In the capital, hundreds of thousands of women and allies will turn out for the City’s annual Paro internacional de mujeres, celebrating International Women’s Day, or ‘8M,’ beginning at 5pm.
From National Congress to the Plaza de Mayo, demonstrators will march to advocate for abortion rights and gender equality, and call out the country’s alarming rates of femicide and violence against women. Over 80 feminist organisations have been joining forces at weekly asembleas this summer in preparation for today's events. Their agendas are galvanized around the election year.
This week, organisers crocheted hundreds of green squares honouring victims of feminicide in the country. Lucía Pérez, Verónica Escudero, Giselle Alves, Inés Vitta, and Liliana Holguín are just a few of the names stitched on these squares, which will be sewn together into a massive flag honouring the feminist struggle.

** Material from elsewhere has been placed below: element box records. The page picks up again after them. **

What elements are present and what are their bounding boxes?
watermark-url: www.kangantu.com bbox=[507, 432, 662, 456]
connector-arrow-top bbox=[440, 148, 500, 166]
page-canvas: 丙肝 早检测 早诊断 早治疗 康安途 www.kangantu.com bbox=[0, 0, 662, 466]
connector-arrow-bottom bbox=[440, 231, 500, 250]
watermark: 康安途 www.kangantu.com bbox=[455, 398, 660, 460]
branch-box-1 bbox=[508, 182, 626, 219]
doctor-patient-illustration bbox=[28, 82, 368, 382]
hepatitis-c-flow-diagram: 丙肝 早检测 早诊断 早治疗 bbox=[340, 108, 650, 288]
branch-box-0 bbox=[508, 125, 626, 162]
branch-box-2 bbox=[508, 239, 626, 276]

Between January and February of 2019, there were 54 femicides in Argentina, according to the Ahora Si Sí Ven observatory. In 2018, a woman was killed by a man every 29 hours on average, the NGO says.
"You read the story of each woman and you're taken by the emotion," said Miranda Frigeri, a 37-year-old artisan.
Miranda is one of 30 women who, sitting in a park in Buenos Aires on a Sunday afternoon, helped weave and stitch the squares honouring femicide victims
"It's about building networks with women that empower us," Daniela Zapata, 33, another participant said.
"This flag isn’t something that can be made alone, it's a craft that comes from inheritance. We learn from our mothers and grandmothers," she added.
From Ni una menos to legal abortion
From the 2015 #NiUnaMenos movement rejecting violence against women, to #MiraComoNosPonemos, the hashtag that went viral in 2018 when actress Thelma Fardín broke her silence years after being attacked, the struggle for women's rights has continued to grab attention in Argentina and beyond.
Denunciations of abuse and harassment have multiplied since the movement began, as women open up about patterns of systemic abuse.
"Although the main framework was abortion, in 2018 there was a discussion about the great inequality and the great discrimination that women still experience," Mabel Bianco, president of the Foundation for the Study and Research of Women (FEIM) told AFP.
"Those who reject the legalisation of abortion are actually attacking the gender as a whole."